130 Quels sont les effets contraignants pour le condamné d’une décision d’octroi d’un aménagement de peine ?
Le condamné à qui vient d’être accordé le bénéfice d’une mesure d’aménagement de peine est soumis à un régime de « mise à l’épreuve ». Il doit se soumettre à des mesures de contrôle et peut avoir à respecter un certain nombre d’obligations particulières fixées par l’autorité judiciaire qui a accordé la mesure. Lorsque c’est le JAP qui a fixé ces obligations, il doit les notifier au condamné. A cette fin, il le convoque ou peut confier au SPIP le soin de le convoquer. Il est alors expliqué à l’intéressé comment le respect de ces obligations sera contrôlé, et quelles peuvent être les conséquences d’un manquement à ce respect. Par ailleurs, l’octroi de certaines mesures d’aménagement de peine, comme le placement en semi-liberté, le placement à l’extérieur, le PSE et les permissions de sortir, suppose le maintien du condamné sous écrou. Dans ces hypothèses le condamné reste soumis au régime disciplinaire de la détention. En revanche, il ne l’est pas pour les mesures qui entraînent la levée d’écrou, à savoir la libération conditionnelle et la suspension ou le fractionnement de peine. En outre, le condamné en permission de sortir, placé en semi-liberté ou à l’extérieur soit, pendant le temps d’application de ces mesures, être muni d’un document permettant de « justifier de la régularité de sa situation », et le produire à toute réquisition de l’autorité publique. E tout état de cause, le condamné qui bénéficie d’un aménagement de peine dot respecter les règles de « bonne conduite ». par exemple, l’alcoolisation est fréquemment retenue comme « mauvaise conduite » ou « inconduite notoire », de même que les actes troublant l’ordre du centre d’accueil ou du lieu d’activité (dégradations, tapages, etc.).
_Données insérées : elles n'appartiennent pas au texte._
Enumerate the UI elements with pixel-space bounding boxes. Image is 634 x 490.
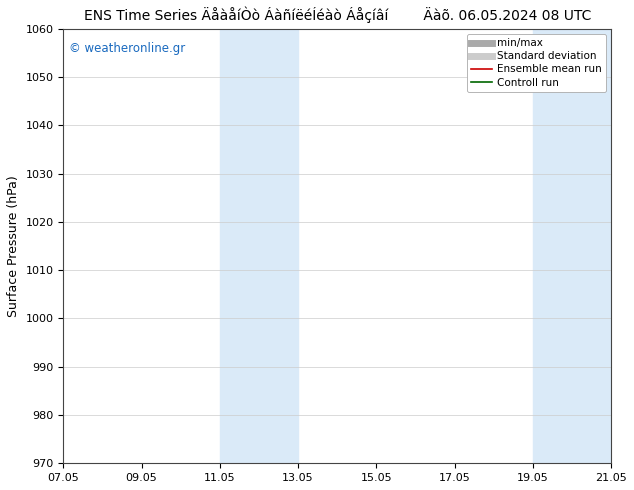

131 Quelles sont les mesures de contrôle qui s’imposent au condamné bénéficiant d’un aménagement de peine ?
Les mesures de contrôle s’imposant au condamné bénéficiant d’un aménagement de peine sont obligatoires. Le condamné doit répondre aux convocations du JAP ou du SPIP. Il doit également recevoir les visites du travailleur social et lui communiquer tous les documents et renseignements de nature à permettre le contrôle de ses moyens d’existence et du respect de ses obligations. Il doit prévenir le travailleur social de tout changement d’emploi, de tout changement de résidence, de tout déplacement dont la durée excède quinze jours, et il doit, en outre, rendre compte de son retour. Il doit obtenir l’autorisation préalable du JAP pour tout déplacement à l’étranger et pour tout changement d’emploi ou de résidence, lorsqu’ils sont de nature à faire obstacle à l’exécution de ses obligations.

132 Quelles sont les obligations particulières susceptibles d’être imposées au condamné bénéficiant d’un aménagement de peine ?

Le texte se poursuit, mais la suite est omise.